Khanna’s centrist Democratic colleague from Florida, Jared Moskovitz, had actually signed up for service on the DOGE oversight panel Mike Johnson created, despite its clear purpose as an ongoing pep rally for Musk. Now he’s out, as Punchbowl News reports:

“I need to see one of my Republican colleagues in the caucus explain the point of the caucus, because it seems that Elon doesn’t need them, because it seems what Elon is doing is destroying the separation of powers. And I don’t think the DOGE caucus at this moment really has a purpose … Whether I stay in the caucus, I think is questionable. I don’t need to stay in a caucus that’s irrelevant.”

Meanwhile, as all this madness was unfolding from the executive branch and its outlaw agents, congressional Republicans have been laboring through the process of putting together budget legislation to implement whatever portion of Trump’s agenda that wasn’t rammed through by fiat.
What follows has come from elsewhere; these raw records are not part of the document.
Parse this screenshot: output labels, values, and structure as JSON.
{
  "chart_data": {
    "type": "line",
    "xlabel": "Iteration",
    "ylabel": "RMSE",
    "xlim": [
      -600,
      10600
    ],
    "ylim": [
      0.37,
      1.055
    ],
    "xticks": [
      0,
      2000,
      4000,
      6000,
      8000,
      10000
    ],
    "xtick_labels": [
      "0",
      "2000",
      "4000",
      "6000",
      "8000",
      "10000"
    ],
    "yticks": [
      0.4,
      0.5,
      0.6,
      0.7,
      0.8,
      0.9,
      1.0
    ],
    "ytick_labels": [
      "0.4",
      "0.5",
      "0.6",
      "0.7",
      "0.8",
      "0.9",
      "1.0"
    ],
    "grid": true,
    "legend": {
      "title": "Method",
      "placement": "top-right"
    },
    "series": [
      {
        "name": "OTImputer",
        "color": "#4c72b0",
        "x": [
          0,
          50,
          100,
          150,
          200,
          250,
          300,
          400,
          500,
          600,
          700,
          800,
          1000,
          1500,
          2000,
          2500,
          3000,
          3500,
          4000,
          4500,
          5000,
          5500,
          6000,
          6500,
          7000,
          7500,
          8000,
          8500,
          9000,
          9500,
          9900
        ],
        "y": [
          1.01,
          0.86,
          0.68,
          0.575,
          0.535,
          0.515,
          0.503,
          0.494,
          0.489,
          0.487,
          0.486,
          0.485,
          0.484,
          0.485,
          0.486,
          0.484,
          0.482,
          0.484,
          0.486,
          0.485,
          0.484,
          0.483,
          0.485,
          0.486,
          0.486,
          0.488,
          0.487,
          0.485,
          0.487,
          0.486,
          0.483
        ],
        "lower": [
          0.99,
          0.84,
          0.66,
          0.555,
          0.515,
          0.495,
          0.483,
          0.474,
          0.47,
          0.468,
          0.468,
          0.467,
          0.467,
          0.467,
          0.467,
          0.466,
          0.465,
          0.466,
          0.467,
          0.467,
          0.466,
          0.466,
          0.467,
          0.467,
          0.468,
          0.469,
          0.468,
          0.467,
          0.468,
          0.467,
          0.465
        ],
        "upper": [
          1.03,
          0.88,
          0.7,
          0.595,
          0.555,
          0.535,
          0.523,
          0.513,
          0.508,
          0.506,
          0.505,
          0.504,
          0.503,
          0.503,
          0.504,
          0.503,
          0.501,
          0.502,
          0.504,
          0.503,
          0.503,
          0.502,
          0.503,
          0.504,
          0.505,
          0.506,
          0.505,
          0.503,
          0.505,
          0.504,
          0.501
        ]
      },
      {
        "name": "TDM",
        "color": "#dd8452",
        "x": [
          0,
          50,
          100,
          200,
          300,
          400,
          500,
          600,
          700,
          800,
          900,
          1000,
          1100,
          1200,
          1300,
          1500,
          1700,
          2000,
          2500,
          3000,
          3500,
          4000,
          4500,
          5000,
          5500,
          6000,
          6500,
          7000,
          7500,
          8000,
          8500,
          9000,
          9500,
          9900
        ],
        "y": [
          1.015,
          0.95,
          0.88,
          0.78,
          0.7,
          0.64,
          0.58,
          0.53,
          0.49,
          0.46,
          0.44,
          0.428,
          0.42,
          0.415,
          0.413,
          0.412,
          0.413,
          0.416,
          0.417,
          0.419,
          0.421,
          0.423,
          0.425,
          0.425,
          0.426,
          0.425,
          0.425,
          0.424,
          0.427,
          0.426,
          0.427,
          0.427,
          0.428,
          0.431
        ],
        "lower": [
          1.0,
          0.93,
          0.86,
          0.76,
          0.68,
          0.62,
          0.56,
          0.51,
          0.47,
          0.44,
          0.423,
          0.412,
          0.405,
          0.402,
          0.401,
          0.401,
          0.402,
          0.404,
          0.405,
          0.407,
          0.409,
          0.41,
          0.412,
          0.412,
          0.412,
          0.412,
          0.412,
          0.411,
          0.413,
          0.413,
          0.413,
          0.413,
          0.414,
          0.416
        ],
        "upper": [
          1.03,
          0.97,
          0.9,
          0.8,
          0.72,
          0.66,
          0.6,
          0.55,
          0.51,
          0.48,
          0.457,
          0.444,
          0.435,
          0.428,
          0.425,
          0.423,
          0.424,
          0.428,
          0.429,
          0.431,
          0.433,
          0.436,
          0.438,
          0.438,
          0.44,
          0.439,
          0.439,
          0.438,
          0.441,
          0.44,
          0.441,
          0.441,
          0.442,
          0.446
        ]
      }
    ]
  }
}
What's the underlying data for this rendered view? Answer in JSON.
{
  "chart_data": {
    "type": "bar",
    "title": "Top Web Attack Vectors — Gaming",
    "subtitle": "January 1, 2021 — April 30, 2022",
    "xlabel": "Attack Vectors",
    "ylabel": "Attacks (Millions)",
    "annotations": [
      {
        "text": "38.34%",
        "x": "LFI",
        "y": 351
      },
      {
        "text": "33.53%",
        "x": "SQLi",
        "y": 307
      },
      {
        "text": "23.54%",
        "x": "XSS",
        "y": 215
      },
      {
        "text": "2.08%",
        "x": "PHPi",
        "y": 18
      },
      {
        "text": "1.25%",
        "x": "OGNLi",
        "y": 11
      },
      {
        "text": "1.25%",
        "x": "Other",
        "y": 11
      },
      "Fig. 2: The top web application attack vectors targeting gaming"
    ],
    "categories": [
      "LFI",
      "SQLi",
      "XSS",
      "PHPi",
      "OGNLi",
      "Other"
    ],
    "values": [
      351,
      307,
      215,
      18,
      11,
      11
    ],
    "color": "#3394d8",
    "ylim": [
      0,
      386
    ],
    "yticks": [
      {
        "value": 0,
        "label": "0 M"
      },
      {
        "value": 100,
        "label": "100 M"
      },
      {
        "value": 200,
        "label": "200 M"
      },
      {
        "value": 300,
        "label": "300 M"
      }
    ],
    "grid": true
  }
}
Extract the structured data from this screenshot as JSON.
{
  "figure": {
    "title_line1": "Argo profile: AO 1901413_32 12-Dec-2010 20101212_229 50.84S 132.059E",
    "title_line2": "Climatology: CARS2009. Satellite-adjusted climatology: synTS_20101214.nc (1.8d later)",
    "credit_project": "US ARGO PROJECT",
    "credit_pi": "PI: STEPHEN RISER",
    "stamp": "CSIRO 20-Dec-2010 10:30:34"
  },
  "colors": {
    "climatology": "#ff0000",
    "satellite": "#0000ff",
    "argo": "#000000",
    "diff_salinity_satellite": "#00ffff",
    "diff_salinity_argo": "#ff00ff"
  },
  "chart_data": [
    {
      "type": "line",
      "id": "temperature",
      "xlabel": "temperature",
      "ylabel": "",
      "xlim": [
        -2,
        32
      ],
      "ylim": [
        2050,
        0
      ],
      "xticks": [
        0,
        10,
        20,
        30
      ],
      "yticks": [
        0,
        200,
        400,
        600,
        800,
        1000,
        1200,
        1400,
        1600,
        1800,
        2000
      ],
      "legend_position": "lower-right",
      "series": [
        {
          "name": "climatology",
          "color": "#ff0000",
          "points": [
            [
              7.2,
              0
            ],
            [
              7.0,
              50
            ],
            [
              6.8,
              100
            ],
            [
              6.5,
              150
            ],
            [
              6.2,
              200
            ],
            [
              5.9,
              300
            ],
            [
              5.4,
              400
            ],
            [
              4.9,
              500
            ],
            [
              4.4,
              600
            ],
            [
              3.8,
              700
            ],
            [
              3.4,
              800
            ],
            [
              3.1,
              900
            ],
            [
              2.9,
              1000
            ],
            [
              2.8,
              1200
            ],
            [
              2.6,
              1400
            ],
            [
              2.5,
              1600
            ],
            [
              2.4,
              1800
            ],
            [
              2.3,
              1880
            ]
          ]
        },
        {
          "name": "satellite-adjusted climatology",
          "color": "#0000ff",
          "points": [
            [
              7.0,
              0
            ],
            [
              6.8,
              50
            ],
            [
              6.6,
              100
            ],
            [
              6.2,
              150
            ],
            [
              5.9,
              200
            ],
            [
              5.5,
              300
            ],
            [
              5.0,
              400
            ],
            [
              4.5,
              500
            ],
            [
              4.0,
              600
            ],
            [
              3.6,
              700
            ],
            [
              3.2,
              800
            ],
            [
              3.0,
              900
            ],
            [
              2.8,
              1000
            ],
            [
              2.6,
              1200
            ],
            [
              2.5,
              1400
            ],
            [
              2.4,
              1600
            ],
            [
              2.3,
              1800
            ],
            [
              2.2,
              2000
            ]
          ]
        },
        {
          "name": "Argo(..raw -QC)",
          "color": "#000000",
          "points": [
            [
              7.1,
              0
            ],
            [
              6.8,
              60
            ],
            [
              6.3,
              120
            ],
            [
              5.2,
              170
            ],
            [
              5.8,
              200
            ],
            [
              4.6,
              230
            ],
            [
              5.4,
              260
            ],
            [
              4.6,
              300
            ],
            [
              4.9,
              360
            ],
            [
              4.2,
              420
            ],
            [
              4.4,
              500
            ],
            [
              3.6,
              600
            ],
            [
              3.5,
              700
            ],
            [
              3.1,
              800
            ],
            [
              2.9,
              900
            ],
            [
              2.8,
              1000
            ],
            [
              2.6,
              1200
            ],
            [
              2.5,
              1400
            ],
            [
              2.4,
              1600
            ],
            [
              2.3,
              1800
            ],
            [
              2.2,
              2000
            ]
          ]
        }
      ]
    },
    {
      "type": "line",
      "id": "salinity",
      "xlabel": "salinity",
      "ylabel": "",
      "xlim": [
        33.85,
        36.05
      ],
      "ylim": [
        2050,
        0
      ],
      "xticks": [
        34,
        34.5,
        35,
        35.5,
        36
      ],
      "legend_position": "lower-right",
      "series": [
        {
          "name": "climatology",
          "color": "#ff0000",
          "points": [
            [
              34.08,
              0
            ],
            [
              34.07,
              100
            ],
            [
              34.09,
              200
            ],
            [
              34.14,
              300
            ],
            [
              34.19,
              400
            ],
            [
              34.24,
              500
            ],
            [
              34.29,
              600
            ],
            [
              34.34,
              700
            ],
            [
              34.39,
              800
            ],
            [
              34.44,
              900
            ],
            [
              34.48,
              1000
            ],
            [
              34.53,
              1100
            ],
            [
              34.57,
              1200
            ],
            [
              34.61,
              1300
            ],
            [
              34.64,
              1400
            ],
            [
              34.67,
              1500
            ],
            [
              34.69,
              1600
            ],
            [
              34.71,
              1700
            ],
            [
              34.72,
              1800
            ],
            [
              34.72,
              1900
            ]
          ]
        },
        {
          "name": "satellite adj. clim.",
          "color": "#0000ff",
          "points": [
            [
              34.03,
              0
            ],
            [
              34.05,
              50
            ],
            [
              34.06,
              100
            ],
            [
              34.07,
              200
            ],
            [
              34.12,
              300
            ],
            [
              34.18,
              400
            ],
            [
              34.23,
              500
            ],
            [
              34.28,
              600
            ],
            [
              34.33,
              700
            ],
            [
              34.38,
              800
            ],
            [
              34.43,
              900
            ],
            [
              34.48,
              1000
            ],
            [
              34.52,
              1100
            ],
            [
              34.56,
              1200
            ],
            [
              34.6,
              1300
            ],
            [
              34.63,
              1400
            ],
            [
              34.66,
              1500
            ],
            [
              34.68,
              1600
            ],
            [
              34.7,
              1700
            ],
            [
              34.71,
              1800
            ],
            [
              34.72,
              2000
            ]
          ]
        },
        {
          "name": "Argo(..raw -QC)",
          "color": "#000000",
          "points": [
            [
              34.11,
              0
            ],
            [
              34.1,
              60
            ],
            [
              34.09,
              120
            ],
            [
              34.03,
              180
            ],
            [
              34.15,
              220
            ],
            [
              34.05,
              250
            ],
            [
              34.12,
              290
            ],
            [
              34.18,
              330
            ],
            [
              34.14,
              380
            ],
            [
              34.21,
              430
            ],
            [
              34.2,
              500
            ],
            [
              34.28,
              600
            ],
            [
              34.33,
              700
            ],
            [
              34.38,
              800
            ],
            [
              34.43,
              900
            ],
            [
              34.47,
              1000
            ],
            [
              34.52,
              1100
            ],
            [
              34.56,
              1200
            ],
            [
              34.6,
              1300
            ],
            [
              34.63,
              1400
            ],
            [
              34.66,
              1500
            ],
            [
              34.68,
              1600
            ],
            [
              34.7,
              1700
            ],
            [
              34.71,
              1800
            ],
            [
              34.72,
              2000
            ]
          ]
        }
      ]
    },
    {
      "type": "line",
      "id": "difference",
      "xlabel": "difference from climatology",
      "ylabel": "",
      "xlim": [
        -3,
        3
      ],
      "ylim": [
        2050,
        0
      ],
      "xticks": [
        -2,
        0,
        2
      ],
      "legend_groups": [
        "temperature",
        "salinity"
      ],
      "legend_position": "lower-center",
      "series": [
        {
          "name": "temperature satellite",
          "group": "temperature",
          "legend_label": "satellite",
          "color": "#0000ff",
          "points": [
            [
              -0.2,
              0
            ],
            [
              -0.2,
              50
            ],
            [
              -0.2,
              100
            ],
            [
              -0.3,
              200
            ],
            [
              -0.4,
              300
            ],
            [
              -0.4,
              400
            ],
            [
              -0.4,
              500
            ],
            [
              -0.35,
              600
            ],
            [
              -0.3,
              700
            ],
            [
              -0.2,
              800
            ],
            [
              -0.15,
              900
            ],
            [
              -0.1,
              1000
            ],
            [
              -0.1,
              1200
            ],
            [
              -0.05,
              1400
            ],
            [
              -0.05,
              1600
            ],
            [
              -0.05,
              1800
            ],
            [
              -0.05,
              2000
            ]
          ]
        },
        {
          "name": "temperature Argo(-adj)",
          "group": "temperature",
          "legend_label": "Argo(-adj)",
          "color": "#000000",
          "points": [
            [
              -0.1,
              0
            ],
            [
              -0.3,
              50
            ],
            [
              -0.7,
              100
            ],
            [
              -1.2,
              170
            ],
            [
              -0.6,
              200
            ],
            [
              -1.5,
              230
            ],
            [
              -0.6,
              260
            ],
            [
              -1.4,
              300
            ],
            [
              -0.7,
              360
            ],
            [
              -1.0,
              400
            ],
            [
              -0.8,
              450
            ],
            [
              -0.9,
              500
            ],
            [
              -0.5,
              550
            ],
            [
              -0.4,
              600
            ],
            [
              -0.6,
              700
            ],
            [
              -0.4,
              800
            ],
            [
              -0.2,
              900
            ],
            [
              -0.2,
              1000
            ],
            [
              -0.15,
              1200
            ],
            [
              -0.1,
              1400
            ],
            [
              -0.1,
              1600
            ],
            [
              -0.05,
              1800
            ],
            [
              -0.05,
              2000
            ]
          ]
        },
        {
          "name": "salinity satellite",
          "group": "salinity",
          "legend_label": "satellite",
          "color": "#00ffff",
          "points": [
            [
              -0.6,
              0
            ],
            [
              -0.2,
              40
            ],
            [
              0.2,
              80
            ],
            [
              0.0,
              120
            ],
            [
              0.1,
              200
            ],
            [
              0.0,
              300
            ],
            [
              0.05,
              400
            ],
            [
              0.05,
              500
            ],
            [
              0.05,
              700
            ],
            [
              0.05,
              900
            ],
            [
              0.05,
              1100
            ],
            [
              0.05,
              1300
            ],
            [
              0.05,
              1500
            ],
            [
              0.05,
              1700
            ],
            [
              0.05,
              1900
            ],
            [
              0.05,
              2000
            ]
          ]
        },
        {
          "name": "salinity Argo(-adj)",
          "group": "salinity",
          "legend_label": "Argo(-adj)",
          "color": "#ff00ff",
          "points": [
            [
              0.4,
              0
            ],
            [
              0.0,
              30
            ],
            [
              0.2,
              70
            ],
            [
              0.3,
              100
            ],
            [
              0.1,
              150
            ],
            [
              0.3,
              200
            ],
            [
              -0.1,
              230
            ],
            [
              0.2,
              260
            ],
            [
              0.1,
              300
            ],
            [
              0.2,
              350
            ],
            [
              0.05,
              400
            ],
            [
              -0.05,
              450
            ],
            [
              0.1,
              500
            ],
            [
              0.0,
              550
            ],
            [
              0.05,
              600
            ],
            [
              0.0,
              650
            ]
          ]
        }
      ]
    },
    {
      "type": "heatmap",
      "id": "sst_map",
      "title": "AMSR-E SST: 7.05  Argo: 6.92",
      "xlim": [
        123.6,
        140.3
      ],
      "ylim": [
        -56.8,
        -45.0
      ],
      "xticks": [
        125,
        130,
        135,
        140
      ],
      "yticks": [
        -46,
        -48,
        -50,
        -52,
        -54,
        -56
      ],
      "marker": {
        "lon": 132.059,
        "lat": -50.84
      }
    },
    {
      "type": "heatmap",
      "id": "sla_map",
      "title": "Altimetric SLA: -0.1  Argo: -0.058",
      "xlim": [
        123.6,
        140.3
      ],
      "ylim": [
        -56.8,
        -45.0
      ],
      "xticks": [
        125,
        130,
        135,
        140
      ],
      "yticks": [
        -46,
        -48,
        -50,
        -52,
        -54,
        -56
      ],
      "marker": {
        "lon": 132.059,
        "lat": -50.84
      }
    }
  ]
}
Democrats are not being consulted at all in these preparations to produce a massive bill (or bills) that is expected to pass on a party-line vote and that cannot be filibustered in the Senate. Because of the immense leverage of the House Freedom Caucus over this legislation, the plans keep shifting in the direction of deeper and deeper domestic spending cuts at levels never discussed before. Per Punchbowl News:

“Speaker Mike Johnson and the House Republican committee chairs initially proposed between $500 billion to $700 billion in spending cuts as part of a massive reconciliation package. Yet conservative GOP hardliners rejected that, saying they wanted more. They’re seeking as much as $2 trillion to $5 trillion in cuts.”

Democrats can’t really do anything other than expose the extent and the effect of such cuts in the forelorn hope that a few House Republicans in particularly vulnerable districts develop their own counter-leverage over the process. But whatever emerges from the GOP discussion will have to be approved by OMB, where Russell Vought will soon be formally in charge. There’s just no path ahead for Democrats other than total war.

They do have their own leverage over two pieces of legislation Trump needs: an appropriations bill to keep government running after the December stopgap spending bill (which Musk nearly torpedoed in an early demonstration of his power) runs out, and a measure increasing the public debt limit. These bills can be filibustered, so Senate Democrats can kill them. There are increasing signs that congressional Democrats may refuse to go along with either one unless Trump puts a leash on Vought and Musk and perhaps even consults the Democratic Party on the budget. If there’s a government shutdown, it couldn’t be too much worse than a government being gutted by DOGE and OMB.

Republicans hope that Trump’s relatively strong popularity (for him, anyway) will keep Democrats from defying him. But they may not be accounting for the 47th president’s erratic character. On any given day, he may do something completely bonkers and deeply unpopular, like, say, suggesting the United States take over Gaza, expel its population, and build a resort development.